Stonegate was wide open, a trickle of people passing in and out of the fortress, most in the red cloaks of Narvon. Columns of black smoke marked the pale sky, a soft breeze from the sea tugging at them, blurring where smoke ended and sky began.

 

The battle is lost, then. Dun Carreg is fallen.

 

Then another thought cut through the fog filling her mind. My family.

 

She looked at the bodies strewn about her, remembered falling with Conall but could not see him amongst the dead. Her mam and da’s faces flashed through her mind, Corban, then Gar’s. Where was everyone?

 

She left the courtyard unchallenged and drifted slowly through the streets, following the trail of the dead. They were littered everywhere, sometimes in mounds where the fighting had raged fiercer, some still locked together in a macabre embrace. The smell of smoke and fire grew thicker the deeper she walked into the fortress. Her feet took her to the stables. There were more warriors here, red-cloaked men tending wild-eyed horses. She glimpsed Corban’s stallion Shield in the paddock, then he was gone, lost amongst the herd gathered there.

 

Where is Gar?

 

As if in a dream she walked on, peering at the faces of the dead, searching for her family, relieved every time a lifeless face was not one of them. Her search continued, becoming more frantic until she found herself in the courtyard before the feast-hall.

 

Another pile of the dead was heaped here, greater even than the one before Stonegate. Warriors were everywhere, wounded, covered in ash and blood.
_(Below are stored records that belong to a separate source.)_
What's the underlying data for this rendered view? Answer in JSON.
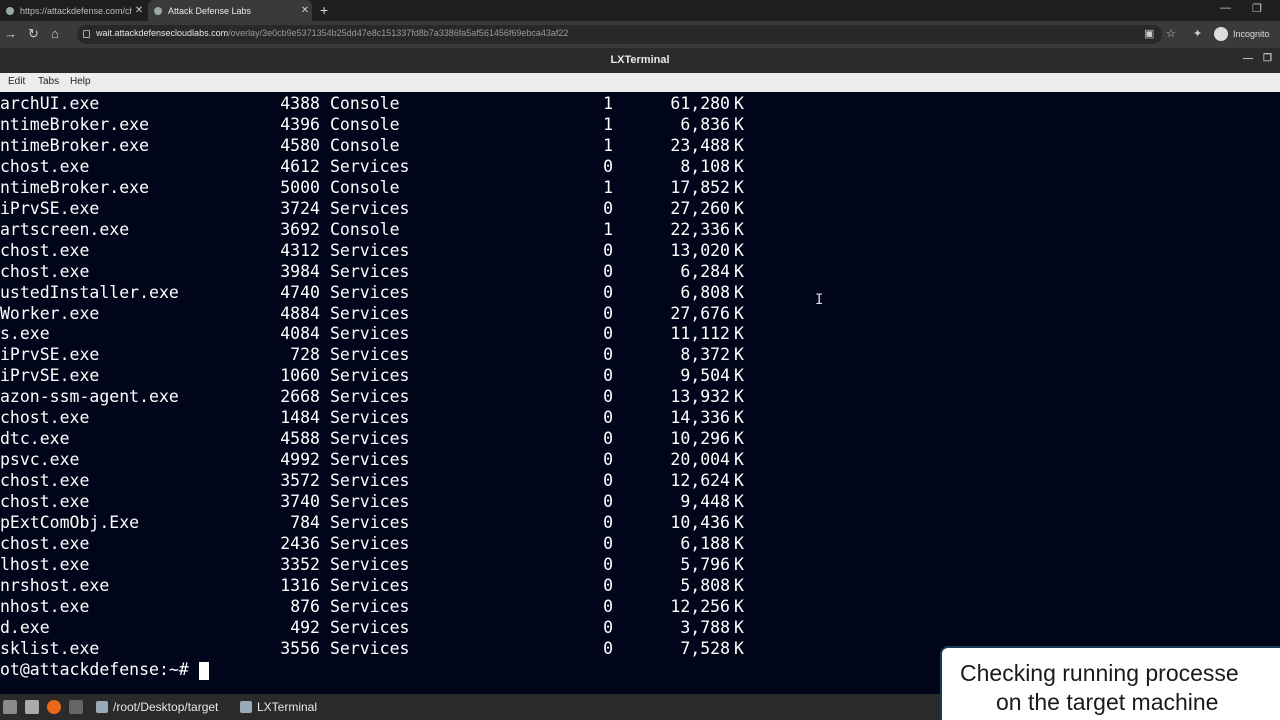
{
  "browser": {
    "tabs": [
      {
        "title": "https://attackdefense.com/challe"
      },
      {
        "title": "Attack Defense Labs"
      }
    ],
    "url_host": "wait.attackdefensecloudlabs.com",
    "url_path": "/overlay/3e0cb9e5371354b25dd47e8c151337fd8b7a3386fa5af561456f69ebca43af22",
    "profile_label": "Incognito"
  },
  "terminal_window": {
    "title": "LXTerminal",
    "menu": [
      "Edit",
      "Tabs",
      "Help"
    ]
  },
  "processes": [
    {
      "name": "archUI.exe",
      "pid": "4388",
      "session": "Console",
      "num": "1",
      "mem": "61,280",
      "unit": "K"
    },
    {
      "name": "ntimeBroker.exe",
      "pid": "4396",
      "session": "Console",
      "num": "1",
      "mem": "6,836",
      "unit": "K"
    },
    {
      "name": "ntimeBroker.exe",
      "pid": "4580",
      "session": "Console",
      "num": "1",
      "mem": "23,488",
      "unit": "K"
    },
    {
      "name": "chost.exe",
      "pid": "4612",
      "session": "Services",
      "num": "0",
      "mem": "8,108",
      "unit": "K"
    },
    {
      "name": "ntimeBroker.exe",
      "pid": "5000",
      "session": "Console",
      "num": "1",
      "mem": "17,852",
      "unit": "K"
    },
    {
      "name": "iPrvSE.exe",
      "pid": "3724",
      "session": "Services",
      "num": "0",
      "mem": "27,260",
      "unit": "K"
    },
    {
      "name": "artscreen.exe",
      "pid": "3692",
      "session": "Console",
      "num": "1",
      "mem": "22,336",
      "unit": "K"
    },
    {
      "name": "chost.exe",
      "pid": "4312",
      "session": "Services",
      "num": "0",
      "mem": "13,020",
      "unit": "K"
    },
    {
      "name": "chost.exe",
      "pid": "3984",
      "session": "Services",
      "num": "0",
      "mem": "6,284",
      "unit": "K"
    },
    {
      "name": "ustedInstaller.exe",
      "pid": "4740",
      "session": "Services",
      "num": "0",
      "mem": "6,808",
      "unit": "K"
    },
    {
      "name": "Worker.exe",
      "pid": "4884",
      "session": "Services",
      "num": "0",
      "mem": "27,676",
      "unit": "K"
    },
    {
      "name": "s.exe",
      "pid": "4084",
      "session": "Services",
      "num": "0",
      "mem": "11,112",
      "unit": "K"
    },
    {
      "name": "iPrvSE.exe",
      "pid": "728",
      "session": "Services",
      "num": "0",
      "mem": "8,372",
      "unit": "K"
    },
    {
      "name": "iPrvSE.exe",
      "pid": "1060",
      "session": "Services",
      "num": "0",
      "mem": "9,504",
      "unit": "K"
    },
    {
      "name": "azon-ssm-agent.exe",
      "pid": "2668",
      "session": "Services",
      "num": "0",
      "mem": "13,932",
      "unit": "K"
    },
    {
      "name": "chost.exe",
      "pid": "1484",
      "session": "Services",
      "num": "0",
      "mem": "14,336",
      "unit": "K"
    },
    {
      "name": "dtc.exe",
      "pid": "4588",
      "session": "Services",
      "num": "0",
      "mem": "10,296",
      "unit": "K"
    },
    {
      "name": "psvc.exe",
      "pid": "4992",
      "session": "Services",
      "num": "0",
      "mem": "20,004",
      "unit": "K"
    },
    {
      "name": "chost.exe",
      "pid": "3572",
      "session": "Services",
      "num": "0",
      "mem": "12,624",
      "unit": "K"
    },
    {
      "name": "chost.exe",
      "pid": "3740",
      "session": "Services",
      "num": "0",
      "mem": "9,448",
      "unit": "K"
    },
    {
      "name": "pExtComObj.Exe",
      "pid": "784",
      "session": "Services",
      "num": "0",
      "mem": "10,436",
      "unit": "K"
    },
    {
      "name": "chost.exe",
      "pid": "2436",
      "session": "Services",
      "num": "0",
      "mem": "6,188",
      "unit": "K"
    },
    {
      "name": "lhost.exe",
      "pid": "3352",
      "session": "Services",
      "num": "0",
      "mem": "5,796",
      "unit": "K"
    },
    {
      "name": "nrshost.exe",
      "pid": "1316",
      "session": "Services",
      "num": "0",
      "mem": "5,808",
      "unit": "K"
    },
    {
      "name": "nhost.exe",
      "pid": "876",
      "session": "Services",
      "num": "0",
      "mem": "12,256",
      "unit": "K"
    },
    {
      "name": "d.exe",
      "pid": "492",
      "session": "Services",
      "num": "0",
      "mem": "3,788",
      "unit": "K"
    },
    {
      "name": "sklist.exe",
      "pid": "3556",
      "session": "Services",
      "num": "0",
      "mem": "7,528",
      "unit": "K"
    }
  ],
  "prompt": "ot@attackdefense:~# ",
  "taskbar": {
    "items": [
      {
        "label": "/root/Desktop/target"
      },
      {
        "label": "LXTerminal"
      }
    ]
  },
  "caption": {
    "line1": "Checking running processe",
    "line2": "on the target machine"
  }
}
In one corner Cywen saw the grey-cloaks of Ardan, the defeated warriors gathered together, many injured. They were guarded by a cohort of Owain’s men.

 

A great ululation came from the feast-hall. Something – a board, a tabletop – was being carried from the entranceway. As Cywen watched, it was hoisted upright and leaned with a thud against one of the columns that supported the entrance. A body was fixed to the board, covered in blood but still recognizable. Cywen’s stomach lurched.

 

Brenin. His head was lolling, arms twisted, wrists and ankles nailed to the tabletop. A great bloom of blood surrounding the wound in his chest. Cywen spat bile onto the stained cobblestones, motes of ash falling softly about her like black snow.

 

She wiped her mouth and stumbled towards the hall’s doors, eyes fixed on Brenin’s corpse.

 

‘Please, Elyon, All-Father,’ she prayed, ‘let my kin still live.’ She stopped before Brenin, stood staring up at him until a warrior bumped into her and told her to get out of the way. She glared at him.